If you are a grandparent, other relative, or family friend taking care of children while their parent or parents are deployed or on other duty, this guide to essential information is intended to offer you help and resources. It contains useful information about military benefits that provide help with schools, medical care and supports and services for disabilities (sometimes called “special needs”). Medical care, supports and services include benefits for what some people call “invisible disabilities” such as ADHD, developmental disabilities including autism, learning difficulties, and mental health disorders. It also includes information on legal and financial assistance through the military and through civilian programs.
Top Two Essential Documents:
These two documents are necessary for you to act on behalf of the child in situations where a parent would usually act, such as giving permission for medical care or picking up a prescription, enrolling a child in school or daycare, and making decisions when the child’s parent cannot be in contact.
Whether you live near or far away from the family’s current installation, you will need:
- Military ID cards: each child age 10 or older needs to be registered in the Defense Enrollment Eligibility Reporting System and have a current ID card. Caregivers do not get their own ID cards and will need the child’s ID for installation access, medical benefits, and military-subsidized childcare.
- Power of Attorney: a document giving an individual legal authority to act in certain situations on behalf of another individual. In these cases, the service member is giving a temporary authority to the designated relative or other caregiver (you) to care for their child.
- How a service member can get and send a Power of Attorney if they have already left for deployment (note-this is a blog post written by a military spouse, not an “official” document—but it has clear directions.)
Documents to get onto the installation:
If you live nearby, you may need to get onto the installation for a child’s school, medical care, child care, military-subsidized shopping, recreational programs, religious services, visits with friends, etc.
- The child’s military ID (needed for age 10 and above)
- Acceptable picture ID for you (contact Visitor Information at the installation for what is accepted)
- Power of Attorney giving you authorization to make decisions on behalf of the child in the absence of his or her parents (school, medical, child care, other situations requiring parental authority)
- Agent letter of authorization signed by the installation’s commanding officer. The military parent or parents can request this letter through the ID card office at their installation.
What other documents might I need?
- The child’s birth certificate (for school enrollment; may be needed along with the Power of Attorney in other situations).
Resources specifically for grandparents and other kinship caregivers and guardians:
- Cooperative Extension System
- Child Welfare Information Gateway (US Department of Health & Human Services)
- National Kinship Alliance for Children
Military and Civilian Resources for Temporary Caregivers:
- Parent Centers in each state work with families of infants, toddlers, children, and youth with disabilities age birth to 26 and help parents and other caregivers participate effectively in their child’s education and development.
- Child Care Aware of America (to locate military-subsidized and civilian child care)
- Call 2-1-1 to find out about local affordable child care options
- YMCA (some YMCAs have special arrangements for military children)
- Before-and-after school programs through the local school district
- Administration for Children and Families (US Dept. of Health and Human Services) child care programs that use federal money to offer lower-cost child care (Head Start is one such program)
- State programs
Medical (including Autism Services and Respite Care)

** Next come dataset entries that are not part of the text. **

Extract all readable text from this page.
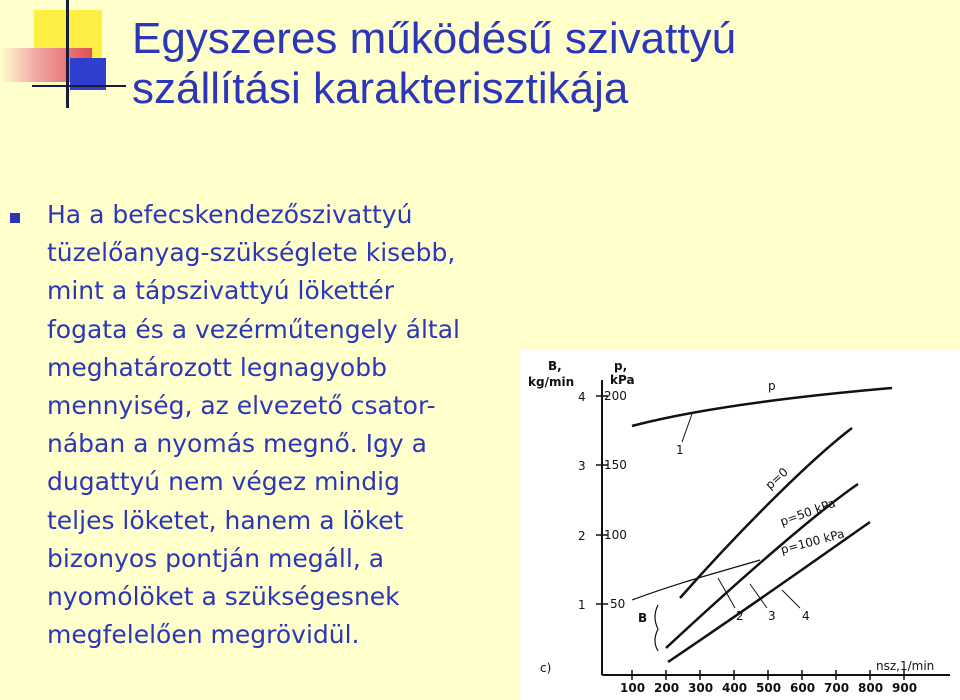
Egyszeres működésű szivattyú
szállítási karakterisztikája
Ha a befecskendezőszivattyú
tüzelőanyag-szükséglete kisebb,
mint a tápszivattyú lökettér
fogata és a vezérműtengely által
meghatározott legnagyobb
mennyiség, az elvezető csator-
nában a nyomás megnő. Igy a
dugattyú nem végez mindig
teljes löketet, hanem a löket
bizonyos pontján megáll, a
nyomólöket a szükségesnek
megfelelően megrövidül.
B,
kg/min
p,
kPa
4
3
2
1
200
150
100
50
100 200 300 400 500 600 700 800 900
nsz,1/min
p
p=0
p=50 kPa
p=100 kPa
B
1
2 3 4
c)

- Family to Family Health Information Centers
- Healthcare.gov (Affordable Care Act Marketplace)
- Medicaid (military-connected children who are on TRICARE or other military health plans can be dually-enrolled in Medicaid and receive services through a state’s Medicaid Waiver Programs)
- medicaidwaiver.org: non-government website with links and listings to Medicaid Waivers by state
- Easter Seals (for Autism resources, by state; also Respite Care)
- State agencies on Developmental or Intellectual Disabilities
- Parent Centers
- National Respite Locator (ARCH National Respite and Resource Center)
Financial Help with Living Expenses
- Benefits.gov is an official federal government website which can assist individuals to locate both federal and state programs for financial assistance, including healthcare, housing, public utilities, temporary cash and emergency disaster assistance.
- Supplemental Nutrition Assistance Program (SNAP) previously known as food stamps
- Special Supplemental Nutrition Program for Women, Infants, and Children (WIC)-supplemental foods, health care referrals, nutrition education for infants and children up to age five who are found to be at nutritional risk.